Six days a week, María Felicitas Camacho Maya, 62, unlocks the door to Lilian Michel, a bright white salon in Mexico City’s upscale Condesa neighborhood. She slips a white smock over her blouse and checks her hair at an island of oval mirrors.
América Luz Valencia, a 27-year-old manicurist, arrives an hour or so later, her stylish hair sleek as a black onyx blade. Once her first customer for a manicure walks in, she’ll clip, file and polish hands and feet for hours, sometimes without a break.
Both the business owner and her younger employee are aspiring members of Mexico’s diverse and rapidly expanding middle class. They demonstrate the critical role working women now play in their families’ social mobility.
The number of Mexican women working outside the home rose from just over 37 percent in 1980 to nearly 45 percent of Mexico’s workforce in 2008, according to the International Labour Organisation. At the same time, Mexico’s fertility rate plummeted from 5.7 to 2 children per mother between 1976 and 2012, according to Mexico’s statistics agency, INEGI.
Although they belong to two different generations, the stories of María Felicitas and América share common threads: both left rural Mexico for the capital city as teenagers, and both have been instrumental in helping their families prosper financially. At the same time, both women have faced real, structural obstacles to “making it” in the middle class.

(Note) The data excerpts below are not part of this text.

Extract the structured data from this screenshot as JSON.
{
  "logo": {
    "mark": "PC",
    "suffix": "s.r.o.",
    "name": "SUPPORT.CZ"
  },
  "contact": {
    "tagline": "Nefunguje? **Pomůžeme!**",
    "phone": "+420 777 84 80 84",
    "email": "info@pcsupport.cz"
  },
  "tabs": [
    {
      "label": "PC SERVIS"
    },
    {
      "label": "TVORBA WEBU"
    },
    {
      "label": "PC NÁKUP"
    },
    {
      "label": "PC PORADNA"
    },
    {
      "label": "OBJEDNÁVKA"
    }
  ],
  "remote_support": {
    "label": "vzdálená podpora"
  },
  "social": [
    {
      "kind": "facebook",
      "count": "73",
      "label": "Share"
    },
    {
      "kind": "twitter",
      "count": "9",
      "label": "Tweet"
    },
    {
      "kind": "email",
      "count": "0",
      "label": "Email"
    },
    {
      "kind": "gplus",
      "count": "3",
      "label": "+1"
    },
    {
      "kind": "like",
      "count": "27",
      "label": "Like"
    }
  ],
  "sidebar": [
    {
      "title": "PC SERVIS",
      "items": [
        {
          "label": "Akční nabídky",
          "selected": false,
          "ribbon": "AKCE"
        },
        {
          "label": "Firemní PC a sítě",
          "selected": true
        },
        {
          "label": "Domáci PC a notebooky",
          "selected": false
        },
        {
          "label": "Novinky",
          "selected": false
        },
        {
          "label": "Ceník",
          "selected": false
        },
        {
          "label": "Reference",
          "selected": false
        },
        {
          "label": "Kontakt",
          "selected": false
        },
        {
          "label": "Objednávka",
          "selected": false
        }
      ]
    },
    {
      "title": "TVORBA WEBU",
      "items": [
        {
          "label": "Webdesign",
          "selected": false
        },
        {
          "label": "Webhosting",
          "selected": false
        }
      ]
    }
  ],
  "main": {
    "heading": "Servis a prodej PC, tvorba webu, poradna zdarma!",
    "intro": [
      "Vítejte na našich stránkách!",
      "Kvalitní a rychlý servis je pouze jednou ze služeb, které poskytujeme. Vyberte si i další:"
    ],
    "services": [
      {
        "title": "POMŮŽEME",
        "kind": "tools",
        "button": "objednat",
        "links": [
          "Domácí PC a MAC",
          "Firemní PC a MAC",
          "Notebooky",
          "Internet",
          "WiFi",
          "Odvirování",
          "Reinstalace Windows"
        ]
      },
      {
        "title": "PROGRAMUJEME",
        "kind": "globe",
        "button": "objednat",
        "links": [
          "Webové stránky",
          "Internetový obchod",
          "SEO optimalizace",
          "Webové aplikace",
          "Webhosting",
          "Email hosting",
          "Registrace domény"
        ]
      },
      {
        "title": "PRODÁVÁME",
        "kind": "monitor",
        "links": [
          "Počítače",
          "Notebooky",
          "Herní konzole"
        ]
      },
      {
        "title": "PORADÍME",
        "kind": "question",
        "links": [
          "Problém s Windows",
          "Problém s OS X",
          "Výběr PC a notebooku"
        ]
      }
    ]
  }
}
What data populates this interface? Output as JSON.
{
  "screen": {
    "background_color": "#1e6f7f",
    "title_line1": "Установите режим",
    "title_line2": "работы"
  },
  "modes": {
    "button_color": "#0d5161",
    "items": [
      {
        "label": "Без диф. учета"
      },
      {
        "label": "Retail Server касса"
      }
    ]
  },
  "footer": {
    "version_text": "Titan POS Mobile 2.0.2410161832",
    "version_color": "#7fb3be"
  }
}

María Felicitas left rural Michoacán at age 14 to attend beauty school and was taken in by a female cousin who had already made money working in Mexico City. After landing a job as an assistant in a prestigious salon, she paid for her mother and sister to come to the city, where they worked as maids and lived together in the servants’ quarters of a home in Colonia Roma.
At 20, María Felicitas’ career took off when she got the opportunity to take over a failing beauty salon in Condesa with 100,000 pesos ($7,808) in credit from the building’s owners. It was the salon she used to admire on her way to classes, and it’s the salon she still runs today.
Thanks to revenue from María Felicitas’ new business and income from a café her husband ran, the couple purchased a home in a gated community on the outskirts of Mexico City in 1979, where they raised a family and still live today. After surviving years of economic instability in Mexico by pinching pesos, they managed to put their three children— two daughters and a son—through private schools. That decision, which she describes as “importantísimo,” was rooted more in networking than in the quality of the education. All three children attended private universities on scholarship, one of them funded by the wealthy mother of a school friend.
“We made a huge leap with our children,” she says. “I came from a rural place and my children are professionals!”
Meanwhile, América hopes to someday reach the comfortable status of her employer. As a child growing up in an Indigenous community in southern Chiapas, she remembers her mother telling her, “You were born poor and you will always be poor.” Studies weren’t encouraged. At 16, faced with an imminent arranged marriage, América gambled on a suitor’s offer to come to Mexico City and build a new life.
When she arrived in the city, América spoke only her native Zoque and taught herself Spanish while she attended beauty school. Today, the working mother has catapulted her family into the middle class. She and her husband, a waiter, now own a three-bedroom home in Texcoco with a yard where their children, ages 8 and 3, can play.
América says that she and her husband “share everything, even the chores.” Six days a week, she wakes up before dawn to prepare breakfast for the family and accompany her son to public school before commuting at least two hours by pesero—the metropolitan area’s informal, rattletrap buses—to the salon in Condesa.
América talks proudly of her son, who excels in public school and every day imagines anew what he wants to be when he grows up—the latest choices being “doctor”
or “Olympian.”
Though she laments not being able to spend more time with her children, América says she works hard so that her children will someday have the opportunity to go to college.
“My son understands,” she says, explaining that 8-year-old Diego knows that his mother is working for his benefit.
Despite what they have achieved, both women still worry about their future economic security. María Felicitas, who has no pension, expects to work long hours as long as she is healthy. América has little access to the kind of capital that could allow her to buy her own business.
Yet the risks María Felicitas took in her youth, and the gambles América makes today, show the depth of their belief in their individual ability to provide a vastly improved life for their children. Although challenges remain, each, in her own way, has succeeded.
“I would have liked to study something more or spend more time with my children,” says María Felicitas, tearing up as she considers her regrets. “But I am so thankful for my life.”